Here’s how it happened: I contacted the local tourism office, which I normally do before we travel, to request assistance in planning our visits to the area’s attractions. They’re always willing to help travel writers and bloggers find great adventures, so they arranged for us to meet Tim Williams, the “Dean of Gator Wrestling,” when we arrived at Gatorland.
Tim immediately put all of us at ease with his obvious experience and knowledge about all of Gatorland’s residents, which include all manner of reptilians, as well as birds, zebu, deer, and emus. Before we even left his office, our kids were wearing baby alligators on their heads. And not freaking out.
We were there expressly to see the world’s largest collection of the extremely rare Leucistic alligators. Only 15 are known to exist in the world, and four of them live at Gatorland. They have white skin, but unlike the more common albino alligator, have some color variations, as well as steely blue eyes instead of pink. While albino gators have other genetic mutations and tend not to survive to adulthood, Leucistic gators are strong, healthy… and mean.

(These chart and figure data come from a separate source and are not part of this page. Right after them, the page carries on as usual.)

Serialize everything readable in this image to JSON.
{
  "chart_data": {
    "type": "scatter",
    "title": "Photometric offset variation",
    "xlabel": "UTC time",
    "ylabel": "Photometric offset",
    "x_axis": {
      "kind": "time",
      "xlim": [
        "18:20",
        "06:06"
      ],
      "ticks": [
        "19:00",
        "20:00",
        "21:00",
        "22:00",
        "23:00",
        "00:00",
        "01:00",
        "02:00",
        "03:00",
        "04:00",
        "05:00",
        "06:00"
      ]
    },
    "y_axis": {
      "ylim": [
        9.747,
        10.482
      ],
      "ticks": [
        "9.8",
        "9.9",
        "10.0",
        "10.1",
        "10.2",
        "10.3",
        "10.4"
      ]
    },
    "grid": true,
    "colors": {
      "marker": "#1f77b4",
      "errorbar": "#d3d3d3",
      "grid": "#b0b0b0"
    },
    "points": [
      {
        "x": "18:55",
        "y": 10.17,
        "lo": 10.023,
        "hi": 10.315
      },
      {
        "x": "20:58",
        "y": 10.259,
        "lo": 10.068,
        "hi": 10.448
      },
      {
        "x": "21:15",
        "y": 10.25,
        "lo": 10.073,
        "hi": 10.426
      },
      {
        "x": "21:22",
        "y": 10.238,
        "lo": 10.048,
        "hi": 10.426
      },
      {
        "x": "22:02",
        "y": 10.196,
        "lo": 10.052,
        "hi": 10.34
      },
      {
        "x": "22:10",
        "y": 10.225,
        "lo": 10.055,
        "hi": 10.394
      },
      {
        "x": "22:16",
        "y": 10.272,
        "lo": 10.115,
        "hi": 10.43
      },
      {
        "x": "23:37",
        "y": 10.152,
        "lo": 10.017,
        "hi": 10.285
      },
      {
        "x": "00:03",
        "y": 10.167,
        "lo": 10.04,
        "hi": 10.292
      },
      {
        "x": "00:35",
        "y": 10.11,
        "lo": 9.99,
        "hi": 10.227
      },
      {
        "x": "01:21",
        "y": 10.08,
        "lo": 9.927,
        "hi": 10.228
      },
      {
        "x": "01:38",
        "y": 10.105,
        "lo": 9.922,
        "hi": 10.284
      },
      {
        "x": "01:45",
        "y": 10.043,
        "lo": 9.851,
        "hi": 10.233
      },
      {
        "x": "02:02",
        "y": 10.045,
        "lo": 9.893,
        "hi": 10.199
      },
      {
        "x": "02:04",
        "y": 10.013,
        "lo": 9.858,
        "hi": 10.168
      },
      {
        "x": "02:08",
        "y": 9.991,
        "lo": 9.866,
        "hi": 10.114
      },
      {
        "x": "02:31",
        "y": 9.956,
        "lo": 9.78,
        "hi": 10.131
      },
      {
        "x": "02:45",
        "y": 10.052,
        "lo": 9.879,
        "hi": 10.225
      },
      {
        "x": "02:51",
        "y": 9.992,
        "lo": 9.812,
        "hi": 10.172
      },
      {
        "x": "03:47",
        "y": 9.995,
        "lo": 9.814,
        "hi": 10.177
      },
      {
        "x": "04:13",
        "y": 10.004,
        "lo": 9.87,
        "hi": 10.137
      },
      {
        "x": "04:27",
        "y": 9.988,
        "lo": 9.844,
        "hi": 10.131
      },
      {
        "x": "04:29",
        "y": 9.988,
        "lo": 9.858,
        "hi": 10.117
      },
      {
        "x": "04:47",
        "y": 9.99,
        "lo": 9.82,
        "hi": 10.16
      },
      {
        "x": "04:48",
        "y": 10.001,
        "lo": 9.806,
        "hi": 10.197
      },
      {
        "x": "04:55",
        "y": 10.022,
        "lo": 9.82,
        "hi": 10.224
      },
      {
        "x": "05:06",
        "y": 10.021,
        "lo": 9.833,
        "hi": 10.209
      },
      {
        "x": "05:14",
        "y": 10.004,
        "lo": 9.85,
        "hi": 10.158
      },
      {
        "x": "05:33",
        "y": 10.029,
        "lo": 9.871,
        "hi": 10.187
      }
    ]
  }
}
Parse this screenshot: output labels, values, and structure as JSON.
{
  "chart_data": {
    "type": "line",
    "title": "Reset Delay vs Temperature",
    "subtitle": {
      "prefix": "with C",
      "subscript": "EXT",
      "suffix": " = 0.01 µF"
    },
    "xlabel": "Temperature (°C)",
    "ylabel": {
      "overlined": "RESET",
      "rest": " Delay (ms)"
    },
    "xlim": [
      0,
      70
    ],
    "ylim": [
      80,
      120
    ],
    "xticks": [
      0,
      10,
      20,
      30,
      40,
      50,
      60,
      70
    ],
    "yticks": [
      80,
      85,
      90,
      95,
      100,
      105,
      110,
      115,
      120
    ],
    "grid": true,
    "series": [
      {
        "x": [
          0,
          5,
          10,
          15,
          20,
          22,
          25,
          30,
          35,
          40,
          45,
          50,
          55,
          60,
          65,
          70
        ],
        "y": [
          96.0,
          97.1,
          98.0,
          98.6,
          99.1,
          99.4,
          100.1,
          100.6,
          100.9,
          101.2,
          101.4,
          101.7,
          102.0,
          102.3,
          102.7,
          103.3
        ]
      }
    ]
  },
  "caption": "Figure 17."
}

Tim brought us to their pens. Trezo Je lives alone, because apparently he doesn’t warm to company. (Get it, warm? Cold-blooded? Still with me?) He and the other white gators were relocated from Louisiana bayous, so his name honors his Cajun Creole “roots.” Trezo Je means “Treasure’s Eye.”
Tim introduced us to the animal trainer who works with these gators, and asked him to bring us in to the small space surrounded by wood and plexiglass walls. The trainer opened the door, Tim waved me in, and I …just…went. No dramatic protests, no time to wish my husband farewell. Then he sent my kids in behind me, and those chickens from my own gene pool followed me blindly.